Martin v. Loewis martin@v.loewis.de
Thu, 8 Nov 2001 09:28:47 +0100


> Doesn't handling non standard (standard with respect to xml) encodings
> imply conversion to unicode somehow?
> E.g. inn XML names are further restricted to specific unicode characters...

That certainly implied additional well-formedness constraints on the
encoding. However, in real life, these constraints never lead to a
rejection of a document: Most users restrict themselves to ASCII in
element and attribute names, and use non-ASCII characters only in
character content (i.e. not in markup). Therefore, encoding problems
in a single-byte encoding usually won't be detected.

> I mean even ASCII contains characters that are not allowed in XML documents
> (such as 0x00, 0x01...). 

That doesn't help much. *No* encoding allows to use those bytes in XML
(except for UTF-16). So if the only error in the document is that the
parser uses the wrong encoding, then this aspect won't lead to a
problem detection, either.

> The same aplies to ISO 8859-x (since they are ascii based). Apart
> from that, any byte within [\x00-\x7F\xA0-\xFF] is valid ISO 8859-x
> so checking is rather easy than requiring AI.

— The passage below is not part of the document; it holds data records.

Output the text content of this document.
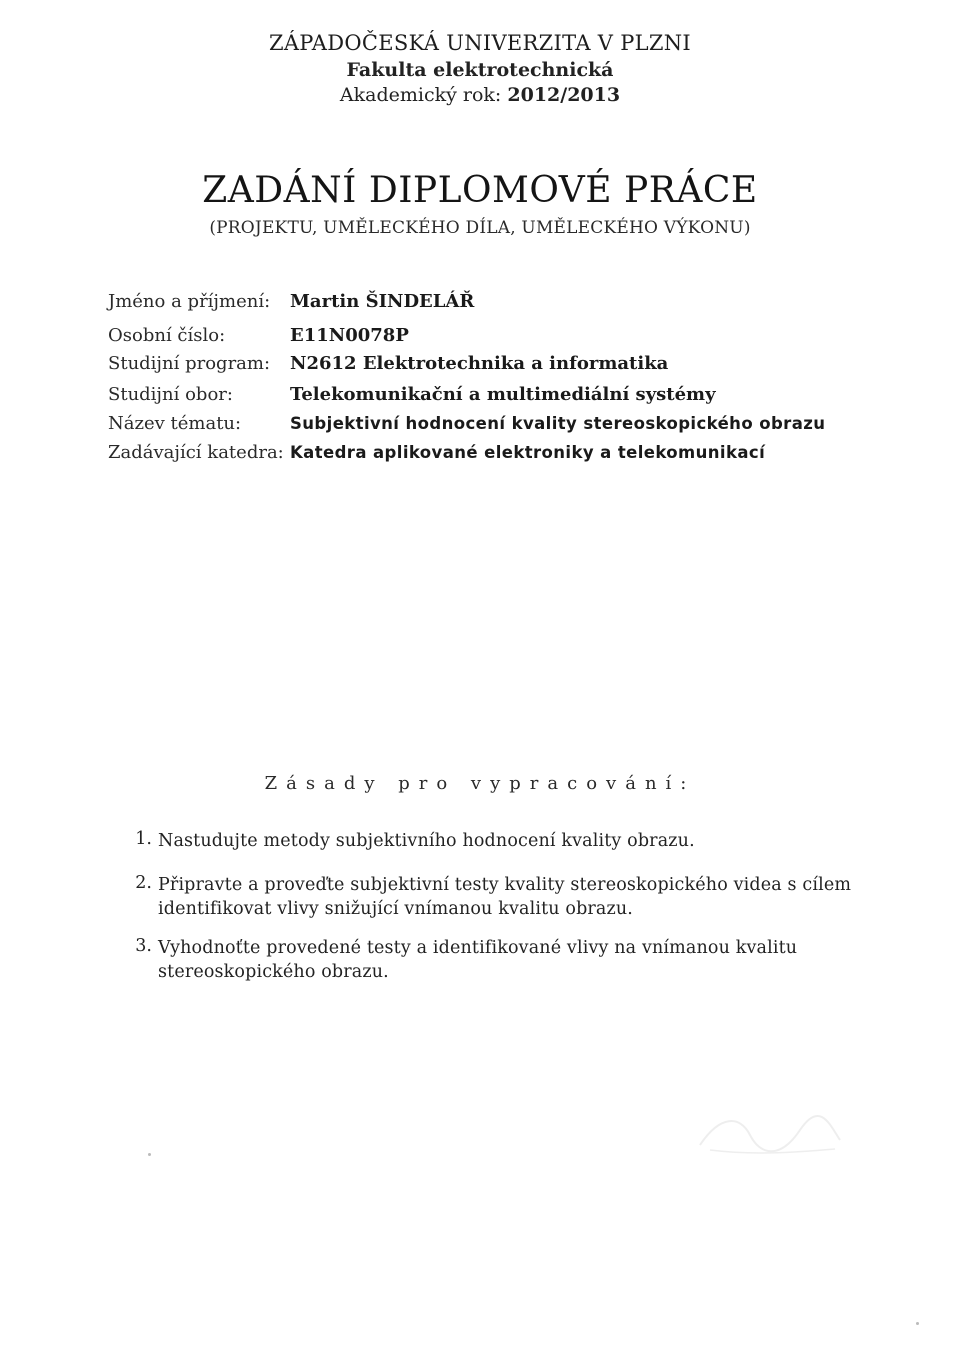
ZÁPADOČESKÁ UNIVERZITA V PLZNI
Fakulta elektrotechnická
Akademický rok: 2012/2013
ZADÁNÍ DIPLOMOVÉ PRÁCE
(PROJEKTU, UMĚLECKÉHO DÍLA, UMĚLECKÉHO VÝKONU)
Jméno a příjmení: Martin ŠINDELÁŘ
Osobní číslo:	E11N0078P
Studijní program: N2612 Elektrotechnika a informatika
Studijní obor:	Telekomunikační a multimediální systémy
Název tématu:	Subjektivní hodnocení kvality stereoskopického obrazu
Zadávající katedra: Katedra aplikované elektroniky a telekomunikací
Zásady pro vypracování:
1. Nastudujte metody subjektivního hodnocení kvality obrazu.
2. Připravte a proveďte subjektivní testy kvality stereoskopického videa s cílem identifikovat vlivy snižující vnímanou kvalitu obrazu.
3. Vyhodnoťte provedené testy a identifikované vlivy na vnímanou kvalitu stereoskopického obrazu.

How does that help? If the document was declared as iso-8859-1, but
really is iso-8859-2, we cannot detect that fact. If the document
really is KOI-8R, we cannot detect that fact. If the document really
is UTF-8, we cannot detect that fact.

About the only case that *can* be detected if the document is declared
UTF-8 (e.g. by leaving out the xml header), and it isn't.

> Of course a parser might be sloppy on some of these restrictions due to
> performance considerations. However it should be clear, that it fails to
> be a conforming parser then.

Can you give a specific example of a document that contains an error
regarding the declaration of an incorrect encoding which can and
should be detected?

Regards,
Martin